Once empowered with the knowledge of what data can go where, then you need the mechanism to move that data – not just copy it, but MOVE it into whichever tier or service that you want to. Imagine taking a multi-petabyte pool of data and having full orchestration control; making a copy of it for compliance / recovery purposes); segmenting it based on access patterns, frequency and purpose. This gives you the power to be compliant, reduce spend, and monetize!
This is how we close the gap. It looks easy – but auditing, moving and securing complex, unstructured data at petabyte scale is challenging, and it’s where we’ve spent nearly 15 years of engineering to perfect it!
Prevention is the New Recovery
Nowadays, you need to be able to detect when someone – internal or external – is accessing your data. This is not only critical for audit purposes, but access can also be the initial indication of trouble. Untrusted access or strange data access patterns are often associated with the initial stages of Ransomeware or Exfiltration. As an example, a couple months ago, Royal Mail was hit with LockBit. As their files were being encrypted, it created a pattern – this pattern is recognizable. At Superna, our software detects several hundred unusual patterns, and we are constantly adding capabilities around virus strains and emerging threats. When it comes to our customers, we frequently will detect when a burrowing event or activity suggestive of ransomware is taking place. More specifically, if we were to observe an attack like LockBit, we would detect the anomaly and, can trigger an air-gap of data and loc- out the IP address that posed the threat. This is the next level of security, and it runs specifically at the data layer.
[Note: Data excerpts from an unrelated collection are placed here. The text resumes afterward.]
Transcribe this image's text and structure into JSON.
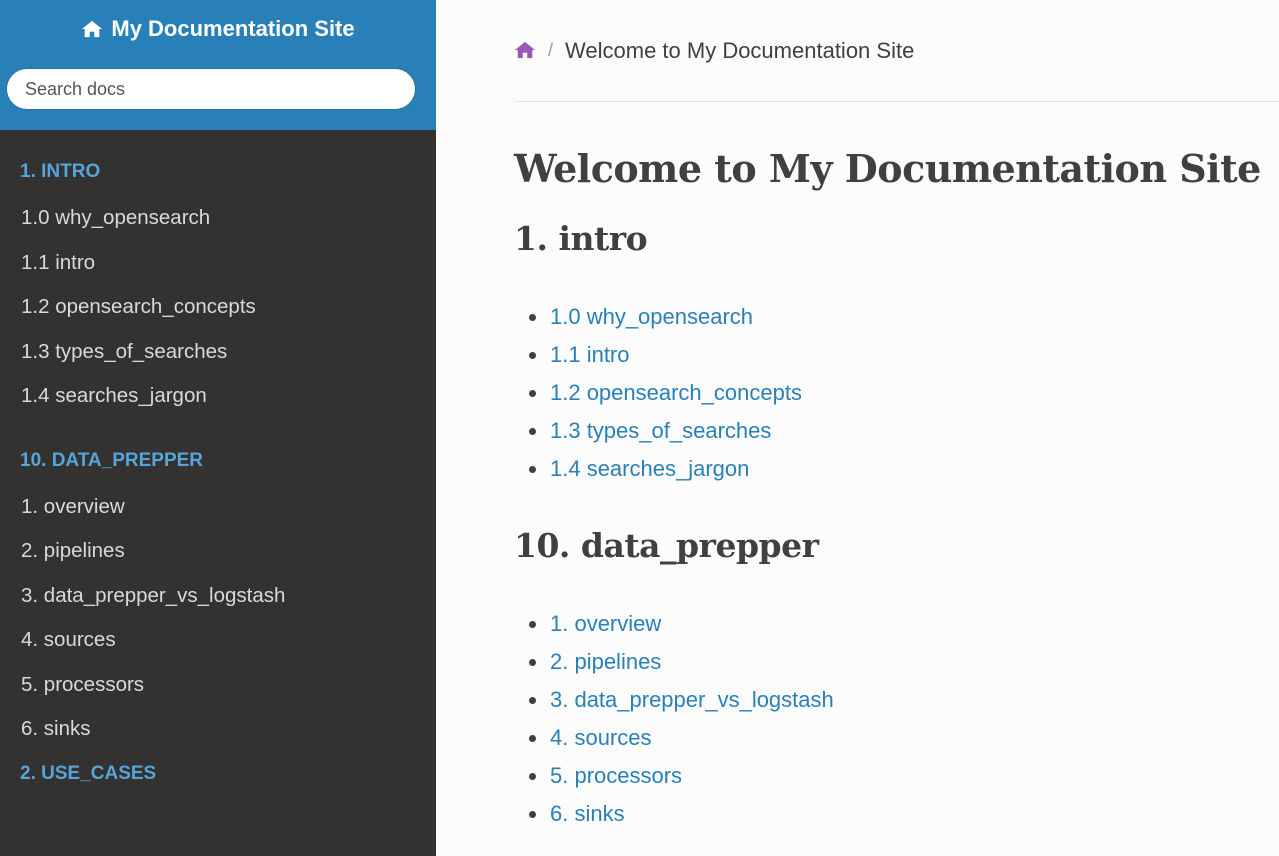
{
  "site": {
    "title": "My Documentation Site"
  },
  "search": {
    "placeholder": "Search docs"
  },
  "sidebar": {
    "sections": [
      {
        "caption": "1. INTRO",
        "items": [
          "1.0 why_opensearch",
          "1.1 intro",
          "1.2 opensearch_concepts",
          "1.3 types_of_searches",
          "1.4 searches_jargon"
        ]
      },
      {
        "caption": "10. DATA_PREPPER",
        "items": [
          "1. overview",
          "2. pipelines",
          "3. data_prepper_vs_logstash",
          "4. sources",
          "5. processors",
          "6. sinks"
        ]
      },
      {
        "caption": "2. USE_CASES",
        "items": []
      }
    ]
  },
  "breadcrumb": {
    "separator": "/",
    "current": "Welcome to My Documentation Site"
  },
  "main": {
    "title": "Welcome to My Documentation Site",
    "sections": [
      {
        "heading": "1. intro",
        "links": [
          "1.0 why_opensearch",
          "1.1 intro",
          "1.2 opensearch_concepts",
          "1.3 types_of_searches",
          "1.4 searches_jargon"
        ]
      },
      {
        "heading": "10. data_prepper",
        "links": [
          "1. overview",
          "2. pipelines",
          "3. data_prepper_vs_logstash",
          "4. sources",
          "5. processors",
          "6. sinks"
        ]
      }
    ]
  },
  "icons": {
    "site_logo": "home-icon",
    "breadcrumb_home": "home-icon"
  },
  "colors": {
    "sidebar_top": "#2980b9",
    "sidebar_bg": "#343131",
    "caption": "#55a5d9",
    "link": "#2980b9",
    "breadcrumb_home": "#9b59b6"
  }
}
Sometimes, the threat you face is an internal bad actor who already has access to your network. Because we have an AI learning layer that’s looking at data access patterns, we can detect when a person operating at the data layer is behaving in a way that’s “outside of the norm.” So, when someone who normally accesses certain data environments is now touching seven other shares, maybe making copies of them, or conducting what looks like mass deletes, their access can be frozen and they can be locked-out. We’re in the process of evolving this capability to trigger action via a SOAR security automation framework. One of the first integrations we’re launching is with ServiceNow. In many cases, our security presence at the data layer is the last line of defense, but in some cases, we might be the first line of defense, detecting what could – if left unchecked – become worse… much worse.
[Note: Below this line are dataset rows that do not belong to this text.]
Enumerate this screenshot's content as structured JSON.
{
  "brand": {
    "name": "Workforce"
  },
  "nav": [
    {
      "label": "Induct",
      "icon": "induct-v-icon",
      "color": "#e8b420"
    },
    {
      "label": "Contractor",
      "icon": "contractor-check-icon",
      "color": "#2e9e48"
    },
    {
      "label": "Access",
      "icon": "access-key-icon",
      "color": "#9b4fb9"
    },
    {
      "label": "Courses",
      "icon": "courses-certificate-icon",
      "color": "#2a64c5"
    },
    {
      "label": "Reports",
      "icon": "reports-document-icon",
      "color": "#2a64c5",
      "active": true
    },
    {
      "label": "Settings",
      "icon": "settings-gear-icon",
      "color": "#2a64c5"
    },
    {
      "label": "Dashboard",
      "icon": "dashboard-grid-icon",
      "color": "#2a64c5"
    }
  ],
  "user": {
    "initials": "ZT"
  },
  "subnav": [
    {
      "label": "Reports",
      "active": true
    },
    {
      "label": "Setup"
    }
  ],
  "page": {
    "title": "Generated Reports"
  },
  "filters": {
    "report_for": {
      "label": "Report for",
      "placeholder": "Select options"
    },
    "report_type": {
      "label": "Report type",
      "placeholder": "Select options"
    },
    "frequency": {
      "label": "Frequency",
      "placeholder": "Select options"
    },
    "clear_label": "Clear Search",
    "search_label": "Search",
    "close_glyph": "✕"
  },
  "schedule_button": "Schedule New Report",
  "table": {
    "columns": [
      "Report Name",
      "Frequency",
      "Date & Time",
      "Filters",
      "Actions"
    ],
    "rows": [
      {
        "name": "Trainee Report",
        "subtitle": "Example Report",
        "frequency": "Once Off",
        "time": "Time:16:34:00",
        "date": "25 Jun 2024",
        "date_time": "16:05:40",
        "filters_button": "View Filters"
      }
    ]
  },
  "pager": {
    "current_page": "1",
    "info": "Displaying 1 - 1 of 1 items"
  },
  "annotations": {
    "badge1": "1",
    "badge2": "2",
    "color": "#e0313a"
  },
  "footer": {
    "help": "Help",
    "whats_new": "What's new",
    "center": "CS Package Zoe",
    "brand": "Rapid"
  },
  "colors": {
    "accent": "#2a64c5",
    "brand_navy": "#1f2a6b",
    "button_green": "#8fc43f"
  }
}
Superna knows unstructured data
At Superna, we’ve positioned ourselves at the forefront of unlocking these large, complex unstructured data footprints. We work closely with the platforms themselves to help ensure that our customers are empowered to copy, move, audit and secure their most precious commodity: their data. And after nearly 15 years of thoughtful engineering and tireless commitment, we’ve successfully solved for the security, audit and orchestration challenges of the largest digital data footprint on earth: unstructured data.